Diciamoci la verità, se Ulisse è una simpatica canaglia, di Enea non si può dire altrettanto. Certo l’Eneide è una storia ricca di avventura e di battaglie ma Enea, come uomo, rischia di risultare un po’ “noioso”. Per non rischiare di scrivere uno spettacolo “noioso” abbiamo pensato di tagliare la testa al toro e di eliminare Enea dall’Eneide.

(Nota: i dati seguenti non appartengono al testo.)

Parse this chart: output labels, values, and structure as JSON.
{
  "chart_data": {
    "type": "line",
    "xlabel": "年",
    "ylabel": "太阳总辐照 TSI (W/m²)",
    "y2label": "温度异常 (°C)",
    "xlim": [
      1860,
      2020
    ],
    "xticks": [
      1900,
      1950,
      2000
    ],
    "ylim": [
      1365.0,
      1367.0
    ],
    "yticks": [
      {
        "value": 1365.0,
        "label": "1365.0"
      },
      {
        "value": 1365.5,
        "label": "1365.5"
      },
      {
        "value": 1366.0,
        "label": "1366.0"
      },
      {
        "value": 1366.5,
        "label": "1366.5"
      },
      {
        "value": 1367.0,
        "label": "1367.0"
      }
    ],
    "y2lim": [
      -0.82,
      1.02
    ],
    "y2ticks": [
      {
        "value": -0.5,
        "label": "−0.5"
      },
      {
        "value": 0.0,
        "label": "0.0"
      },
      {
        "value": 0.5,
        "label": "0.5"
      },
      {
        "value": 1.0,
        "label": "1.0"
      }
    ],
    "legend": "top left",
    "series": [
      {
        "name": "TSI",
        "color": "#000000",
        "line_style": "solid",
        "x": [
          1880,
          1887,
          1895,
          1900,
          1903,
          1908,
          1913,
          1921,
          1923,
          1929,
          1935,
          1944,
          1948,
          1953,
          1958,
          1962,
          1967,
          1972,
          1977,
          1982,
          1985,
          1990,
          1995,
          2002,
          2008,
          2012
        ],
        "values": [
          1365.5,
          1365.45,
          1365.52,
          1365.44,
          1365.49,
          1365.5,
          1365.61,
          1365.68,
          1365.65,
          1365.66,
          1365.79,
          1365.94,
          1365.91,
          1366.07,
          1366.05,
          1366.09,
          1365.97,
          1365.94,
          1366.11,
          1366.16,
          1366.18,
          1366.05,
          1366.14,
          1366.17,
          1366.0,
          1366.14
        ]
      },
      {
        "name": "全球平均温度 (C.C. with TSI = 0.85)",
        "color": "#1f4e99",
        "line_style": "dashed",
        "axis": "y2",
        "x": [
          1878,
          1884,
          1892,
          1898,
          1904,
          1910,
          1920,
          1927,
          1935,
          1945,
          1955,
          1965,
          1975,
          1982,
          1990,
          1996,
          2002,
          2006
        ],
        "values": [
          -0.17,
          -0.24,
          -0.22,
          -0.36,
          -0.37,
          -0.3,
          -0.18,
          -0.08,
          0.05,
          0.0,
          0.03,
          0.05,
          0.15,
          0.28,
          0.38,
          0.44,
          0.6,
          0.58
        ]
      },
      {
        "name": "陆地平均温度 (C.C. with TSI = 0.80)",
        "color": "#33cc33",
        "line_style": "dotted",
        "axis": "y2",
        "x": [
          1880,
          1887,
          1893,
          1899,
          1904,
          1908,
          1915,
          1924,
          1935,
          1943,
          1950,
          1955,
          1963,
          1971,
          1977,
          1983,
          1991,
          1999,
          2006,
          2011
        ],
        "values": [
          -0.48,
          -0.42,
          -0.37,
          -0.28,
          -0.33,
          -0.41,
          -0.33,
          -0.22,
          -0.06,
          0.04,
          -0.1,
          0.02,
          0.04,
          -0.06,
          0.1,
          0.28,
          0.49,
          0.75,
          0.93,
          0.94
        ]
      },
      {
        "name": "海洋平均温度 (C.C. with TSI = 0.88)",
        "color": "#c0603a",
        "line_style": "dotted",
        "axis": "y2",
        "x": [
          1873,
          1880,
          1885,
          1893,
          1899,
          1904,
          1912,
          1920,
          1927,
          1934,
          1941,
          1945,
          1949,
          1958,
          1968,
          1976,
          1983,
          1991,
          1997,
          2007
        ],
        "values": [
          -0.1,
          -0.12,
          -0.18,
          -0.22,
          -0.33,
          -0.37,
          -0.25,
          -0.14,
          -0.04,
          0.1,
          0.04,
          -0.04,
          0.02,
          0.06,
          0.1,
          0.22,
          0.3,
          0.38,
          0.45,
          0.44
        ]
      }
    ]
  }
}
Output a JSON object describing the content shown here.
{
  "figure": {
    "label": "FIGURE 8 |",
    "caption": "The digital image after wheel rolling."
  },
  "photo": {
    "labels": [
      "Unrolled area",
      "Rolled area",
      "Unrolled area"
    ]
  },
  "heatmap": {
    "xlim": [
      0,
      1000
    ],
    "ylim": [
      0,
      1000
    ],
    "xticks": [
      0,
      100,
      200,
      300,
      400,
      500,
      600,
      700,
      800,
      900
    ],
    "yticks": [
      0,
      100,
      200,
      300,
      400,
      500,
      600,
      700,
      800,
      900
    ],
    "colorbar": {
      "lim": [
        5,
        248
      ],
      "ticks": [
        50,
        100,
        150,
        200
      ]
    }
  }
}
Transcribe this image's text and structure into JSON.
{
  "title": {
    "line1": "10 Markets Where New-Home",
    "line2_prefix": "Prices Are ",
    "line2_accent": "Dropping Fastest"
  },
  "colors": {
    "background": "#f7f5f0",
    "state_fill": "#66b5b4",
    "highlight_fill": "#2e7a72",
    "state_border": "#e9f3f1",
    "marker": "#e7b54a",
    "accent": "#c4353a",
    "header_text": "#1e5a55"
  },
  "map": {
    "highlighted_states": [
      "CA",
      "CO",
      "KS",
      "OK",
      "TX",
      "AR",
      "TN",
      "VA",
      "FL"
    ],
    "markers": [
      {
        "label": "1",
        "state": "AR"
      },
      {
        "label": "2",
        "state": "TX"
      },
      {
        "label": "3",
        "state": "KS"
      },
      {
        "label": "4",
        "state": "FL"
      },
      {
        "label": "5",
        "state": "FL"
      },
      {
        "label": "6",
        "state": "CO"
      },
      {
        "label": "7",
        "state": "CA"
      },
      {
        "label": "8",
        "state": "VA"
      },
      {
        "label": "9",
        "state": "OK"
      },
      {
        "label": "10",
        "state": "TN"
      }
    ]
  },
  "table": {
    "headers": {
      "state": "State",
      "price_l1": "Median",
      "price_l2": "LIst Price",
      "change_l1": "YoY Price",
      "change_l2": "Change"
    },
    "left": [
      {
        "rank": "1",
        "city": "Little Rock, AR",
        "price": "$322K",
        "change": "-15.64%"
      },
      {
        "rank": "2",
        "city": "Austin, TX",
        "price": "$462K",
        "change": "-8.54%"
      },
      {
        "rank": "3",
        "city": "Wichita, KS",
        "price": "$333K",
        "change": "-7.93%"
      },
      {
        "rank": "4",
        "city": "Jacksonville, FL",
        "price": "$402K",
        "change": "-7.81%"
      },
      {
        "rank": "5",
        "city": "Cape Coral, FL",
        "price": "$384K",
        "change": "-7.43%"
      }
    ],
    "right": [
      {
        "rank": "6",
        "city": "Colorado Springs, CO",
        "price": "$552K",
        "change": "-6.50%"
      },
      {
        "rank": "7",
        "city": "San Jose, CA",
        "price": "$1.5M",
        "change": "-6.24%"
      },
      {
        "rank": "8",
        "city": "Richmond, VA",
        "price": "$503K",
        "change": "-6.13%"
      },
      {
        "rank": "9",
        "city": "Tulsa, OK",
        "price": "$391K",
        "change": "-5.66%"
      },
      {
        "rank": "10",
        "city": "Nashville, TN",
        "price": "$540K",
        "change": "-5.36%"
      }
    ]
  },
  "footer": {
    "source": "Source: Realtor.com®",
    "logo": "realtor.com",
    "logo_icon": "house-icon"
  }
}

Eh però così non è che rimanesse molto da dire… allora perché non far raccontare l’Eneide a qualcun altro? Nasce così una divertente riscrittura dell’opera di Virgilio, dove la narrazione viene portata avanti dalle soggettive dei personaggi che accompagnano Enea nel suo lungo e inevitabile viaggio da Troia fino al Lazio.


LA RECENSIONE
“Col fato sul collo” è la seconda incursione nell’epica classica, del duo Criserà-Falaschi, dopo il confronto con l’Odissea. La moltitudine di storie aggrovigliate e concentriche che andranno a formare lo spettacolo, rende palpabile lo sfaccettarsi dei personaggi francamente necessario (nessuno si offenda) nell’approccio al poema virgiliano. Si tratta di una scelta narrativa ben precisa: dallo spettacolo basato sull’Odissea a questo salta agli occhi che là c’era un protagonista, Ulisse, che dominava lo spettacolo e gli eventi, qui Enea non ha la struttura né il physique du rôle per reggere da solo la scena e allora ecco le tante storie: non c’è più un solo narratore, ma tanti, non un solo protagonista ma molti personaggi, l’unità narrante e agente del precedente lavoro, Uno, non trovando un corrispettivo protagonista che possa sostenere il peso della trama, Nessuno, si frantuma nelle molte identità di pirandelliana memoria, Centomila, diluendosi nei rivoli che costituiranno i personaggi. Tale scelta narrativa implica però una prova attoriale all’insegna del trasformismo: Dario Criserà passa da una regina di origini pugliesi che conosce a memoria Albanese a un Enea perennemente affannato e confuso, da un Eolo capriccioso (già un’icona e un marchio di fabbrica dopo due soli spettacoli) a una Giunone desiderosa di vendetta. Quello che viene perso in assenza del centro propulsore e aggregante che Ulisse era per “Non è obbligatorio essere eroi”, si acquista in varietà di personaggi, ritmo e soprattutto immedesimazione del pubblico: difficile immedesimarsi in un eroe anche se obbligato come Ulisse, mentre l’uomo qualunque Enea desta forse più simpatia e gli autori hanno ben materializzato questo aspetto nel monologo finale, una chiosa senza retorica che unisce un’ottima recitazione a una scrittura sorprendentemente matura. Lasciate quindi ogni speranza o voi che entrate, di trovare da queste parti il classico teatro didattico o il vetusto teatro per le scuole, questo è teatro tout court e tanto basta.